A transitional flow regime is known to induce complex flow structures upon aerodynamic geometries such as airfoils, and the dynamics of laminar separation bubbles (LSBs) pose a relevant research field. In addition to being affected by the Reynolds value itself, LSBs are shown to be equally sensitive to the surface roughness of the airfoils. The study analyses wind tunnel-derived surface-pressure distribution datasets obtained for a particular airfoil of the standard family developed by the National Advisory Committee for Aeronautics (NACA), namely, the NACA0021, subjected to the range 0.8×104<Re<1.6×104 at different angles of attack under two flow configurations that correspond to a clean and roughened surface.

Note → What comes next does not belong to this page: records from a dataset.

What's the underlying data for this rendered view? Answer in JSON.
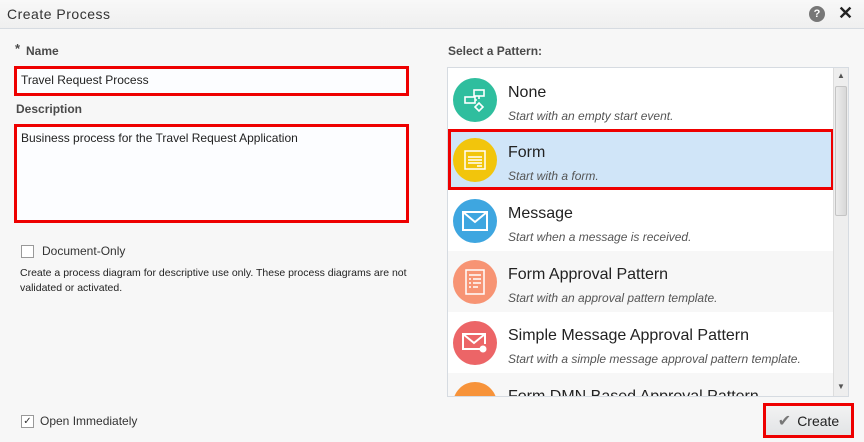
{
  "dialog": {
    "title": "Create Process"
  },
  "form": {
    "name_label": "Name",
    "required_mark": "*",
    "name_value": "Travel Request Process",
    "description_label": "Description",
    "description_value": "Business process for the Travel Request Application",
    "document_only_label": "Document-Only",
    "document_only_checked": false,
    "document_only_help": "Create a process diagram for descriptive use only. These process diagrams are not validated or activated.",
    "open_immediately_label": "Open Immediately",
    "open_immediately_checked": true
  },
  "patterns": {
    "label": "Select a Pattern:",
    "items": [
      {
        "title": "None",
        "subtitle": "Start with an empty start event.",
        "color": "#2fbe9e",
        "icon": "process-diagram-icon"
      },
      {
        "title": "Form",
        "subtitle": "Start with a form.",
        "color": "#f2c50c",
        "icon": "form-icon",
        "selected": true
      },
      {
        "title": "Message",
        "subtitle": "Start when a message is received.",
        "color": "#3ea6e0",
        "icon": "envelope-icon"
      },
      {
        "title": "Form Approval Pattern",
        "subtitle": "Start with an approval pattern template.",
        "color": "#f79474",
        "icon": "checklist-icon"
      },
      {
        "title": "Simple Message Approval Pattern",
        "subtitle": "Start with a simple message approval pattern template.",
        "color": "#ec6567",
        "icon": "envelope-check-icon"
      },
      {
        "title": "Form DMN Based Approval Pattern",
        "subtitle": "",
        "color": "#f7933a",
        "icon": "dmn-icon"
      }
    ]
  },
  "buttons": {
    "create": "Create"
  }
}
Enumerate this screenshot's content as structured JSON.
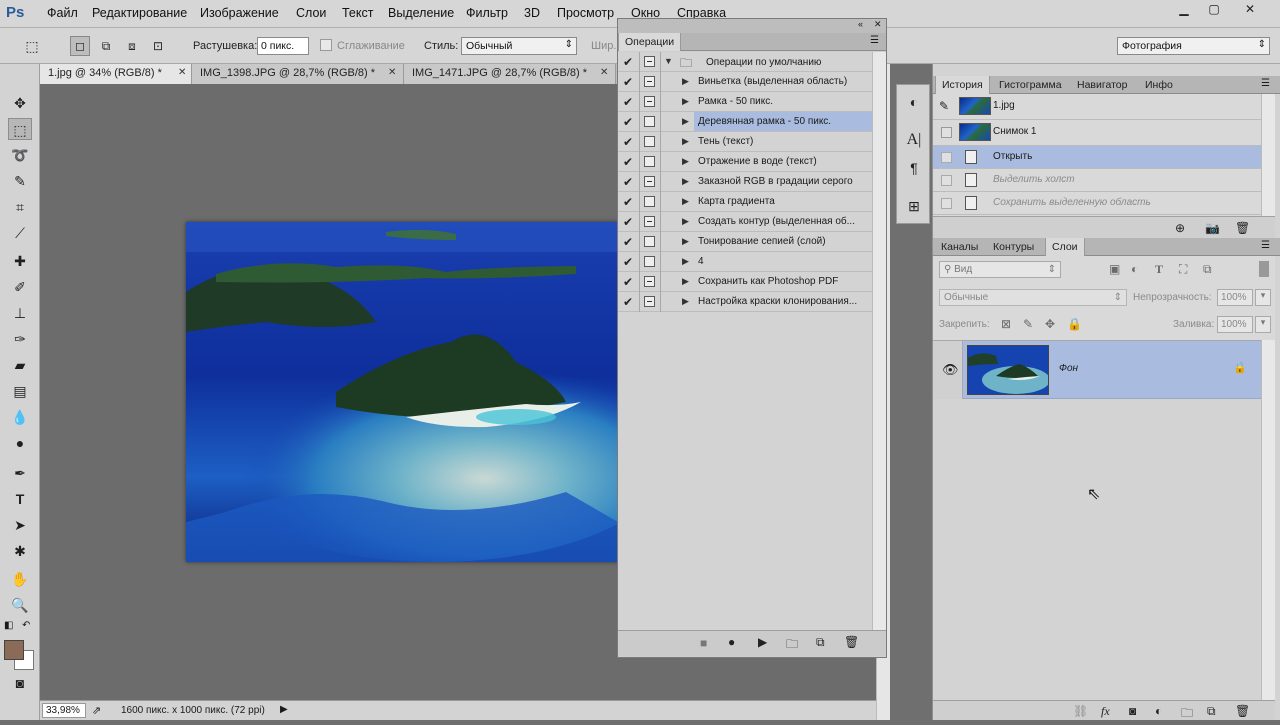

The analysis is undertaken via the proper orthogonal decomposition (POD) technique. The results show that the decomposition of the temporal series of surface-pressure data and the processing of the most energetic POD modes recovers the position of the LSBs, properly capturing the closure point of the separation bubbles and, hence, the turbulence transition location. Some of the most energetic POD modes observed are closely related, in terms of shape, to the POD modes present at the reattachment point on a 5:1 rectangular cylinder. This could indicate there is a recognizable pattern in coherent structures of pressure fluctuations when it comes to a reattached flow. Therefore, a principal component analysis such as the POD presented in this study can be used to determine the reattachment position of the flow or the transition point in the presence of a LSB.